Since Indian society has historically been afflicted by caste-based hierarchy, spreading education aimed not only at literacy but also at eliminating caste discrimination was a key objective.

For the balanced development of all sections of society, it was essential that from schools to universities, society—divided into advanced-backward and Dalit-upper caste groups—be made equal through education, and a uniform education system be developed for both wealthy and poor students. We have not fully succeeded in this task to the extent that the framers of independent India had hoped. The main reason for this has been that deep-rooted social prejudices reached even our educational institutions, preventing full justice for communities historically deprived of education.

To address this, independent India’s governments introduced reservations for Scheduled Castes (SCs) and Scheduled Tribes (STs) in education, ensuring that they would not lag behind in life. Economically, governments also supported students from these communities so that financial difficulties would not deprive them of education. However, it was essential that from primary schools to universities, students develop a sense of equality, and new generations be free from hierarchical mindset.

To further this aim, our Constitution’s framers introduced reservations for Dalits in government jobs so that people from these communities could actively contribute to the administration and foster a sense of equality, with new generations valuing merit over caste. However, after the liberalization of India’s economy in 1991, a major imbalance arose in the field of education. Private institutions claiming “high quality” education—schools, colleges, and universities—began to proliferate. Education began to turn into a commodity, and particularly in higher education, wealthier sections of society began to dominate.

In 1990, with the implementation of the Mandal Commission recommendations, another imbalance emerged: reservations were introduced in government jobs for backward classes. The impact of this was felt across society, and once again, citizens in independent India began to be identified based on caste. Later, during Manmohan Singh’s tenure, when Arjun Singh became the Human Resource Development Minister, reservations were also extended to backward classes in higher education.

In a democracy, due to the influence of electoral politics, this step was supported by caste-based political parties, but they overlooked how dangerous this measure could be in a caste-free society envisioned by the Indian Constitution and how it could create divisions in education.

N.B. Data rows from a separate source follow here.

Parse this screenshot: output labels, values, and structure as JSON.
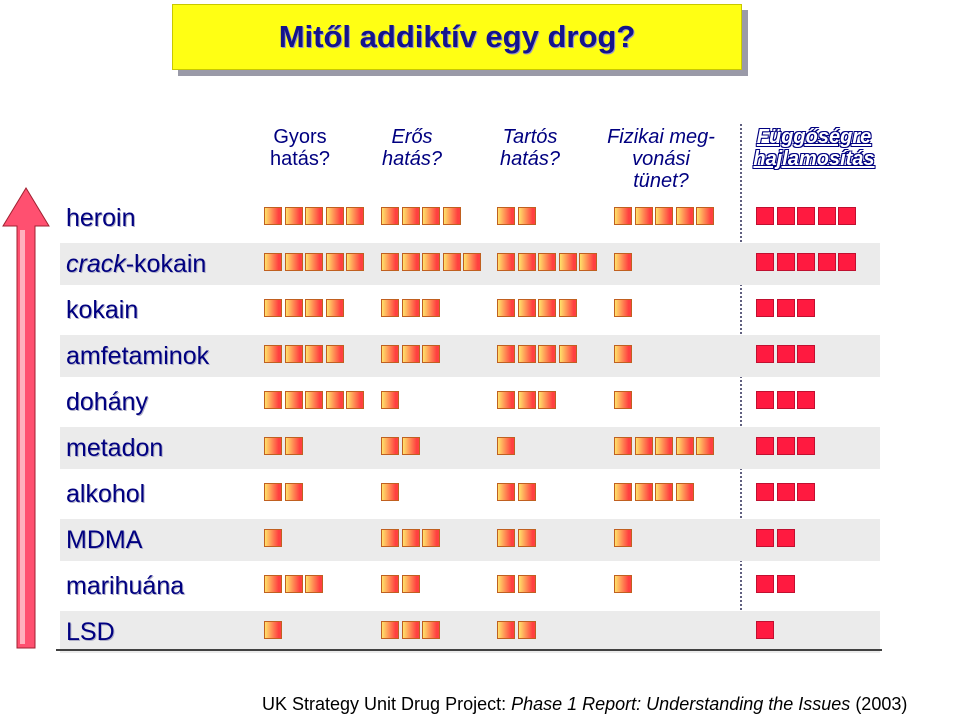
{
  "title": "Mitől addiktív egy drog?",
  "chart_data": {
    "type": "table",
    "columns": [
      {
        "line1": "Gyors",
        "line2": "hatás?",
        "line3": ""
      },
      {
        "line1": "Erős",
        "line2": "hatás?",
        "line3": ""
      },
      {
        "line1": "Tartós",
        "line2": "hatás?",
        "line3": ""
      },
      {
        "line1": "Fizikai meg-",
        "line2": "vonási",
        "line3": "tünet?"
      },
      {
        "line1": "Függőségre",
        "line2": "hajlamosítás",
        "line3": ""
      }
    ],
    "rows": [
      {
        "prefix": "heroin",
        "italic": "",
        "suffix": "",
        "values": [
          5,
          4,
          2,
          5,
          5
        ]
      },
      {
        "prefix": "",
        "italic": "crack",
        "suffix": "-kokain",
        "values": [
          5,
          5,
          5,
          1,
          5
        ]
      },
      {
        "prefix": "kokain",
        "italic": "",
        "suffix": "",
        "values": [
          4,
          3,
          4,
          1,
          3
        ]
      },
      {
        "prefix": "amfetaminok",
        "italic": "",
        "suffix": "",
        "values": [
          4,
          3,
          4,
          1,
          3
        ]
      },
      {
        "prefix": "dohány",
        "italic": "",
        "suffix": "",
        "values": [
          5,
          1,
          3,
          1,
          3
        ]
      },
      {
        "prefix": "metadon",
        "italic": "",
        "suffix": "",
        "values": [
          2,
          2,
          1,
          5,
          3
        ]
      },
      {
        "prefix": "alkohol",
        "italic": "",
        "suffix": "",
        "values": [
          2,
          1,
          2,
          4,
          3
        ]
      },
      {
        "prefix": "MDMA",
        "italic": "",
        "suffix": "",
        "values": [
          1,
          3,
          2,
          1,
          2
        ]
      },
      {
        "prefix": "marihuána",
        "italic": "",
        "suffix": "",
        "values": [
          3,
          2,
          2,
          1,
          2
        ]
      },
      {
        "prefix": "LSD",
        "italic": "",
        "suffix": "",
        "values": [
          1,
          3,
          2,
          0,
          1
        ]
      }
    ],
    "colors": {
      "scale_low": "#ffe16a",
      "scale_high": "#ff4040",
      "propensity": "#ff1a40",
      "arrow": "#ff5070",
      "title_bg": "#ffff14",
      "text": "#000080"
    }
  },
  "credit": {
    "part1": "UK Strategy Unit Drug Project: ",
    "part2": "Phase 1 Report: Understanding the Issues",
    "part3": " (2003)"
  }
}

By taking this step, Arjun Singh essentially handed over education to the forces of market liberalization and ensured that the field would remain the preserve of private wealth. Later, in 2012, amendments in the University Grants Commission rules included backward class representation in mechanisms established to prevent discrimination against SC students in higher education institutions.

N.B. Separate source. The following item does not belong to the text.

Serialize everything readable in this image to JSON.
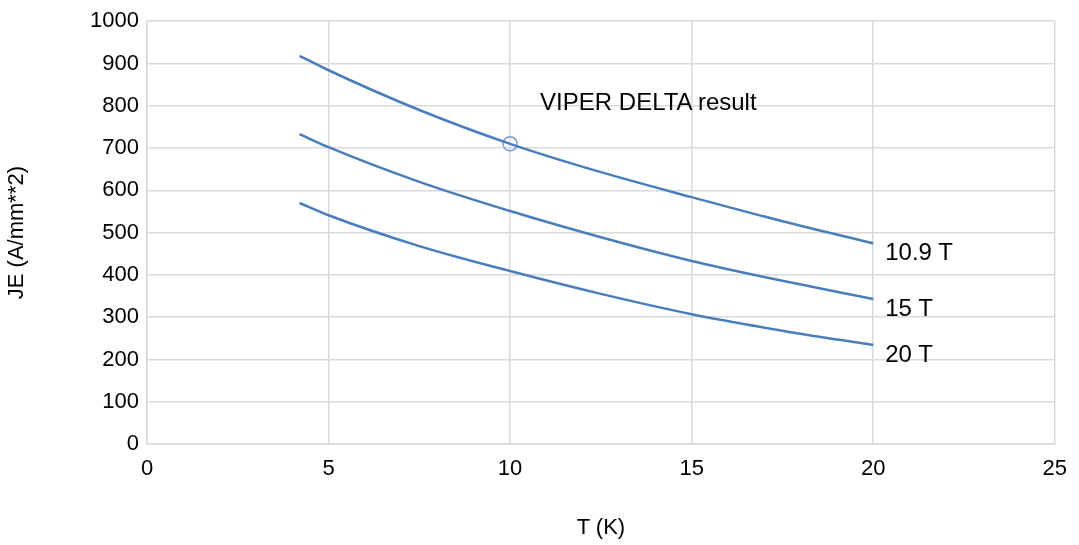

However, this overlooked a historical truth: even today, in villages, Dalits face severe discrimination. The greatest oppression of Dalits in rural areas comes from dominant castes among the so-called backward communities. After independence, with industrialization and urbanization, caste discrimination in cities declined because urban life valued labor and skill over caste identity. In our universities, if discrimination continues based on caste and backward classes are placed alongside SCs, it would only reinforce social corruption, and universities could become arenas of caste-based politics. Some student groups have opposed this.

We must view this opposition in historical and cultural context. Many backward class castes in India historically included ruling communities. How can we equate them with Scheduled Castes? The Indian Constitution entrusts governments with promoting scientific thinking among people—how can we burden universities with centuries-old prejudices?

Regarding Scheduled Castes, they have suffered inhuman treatment for thousands of years and were denied the right to education. Ensuring justice for them is not only a matter of history but also a duty for India’s new generations.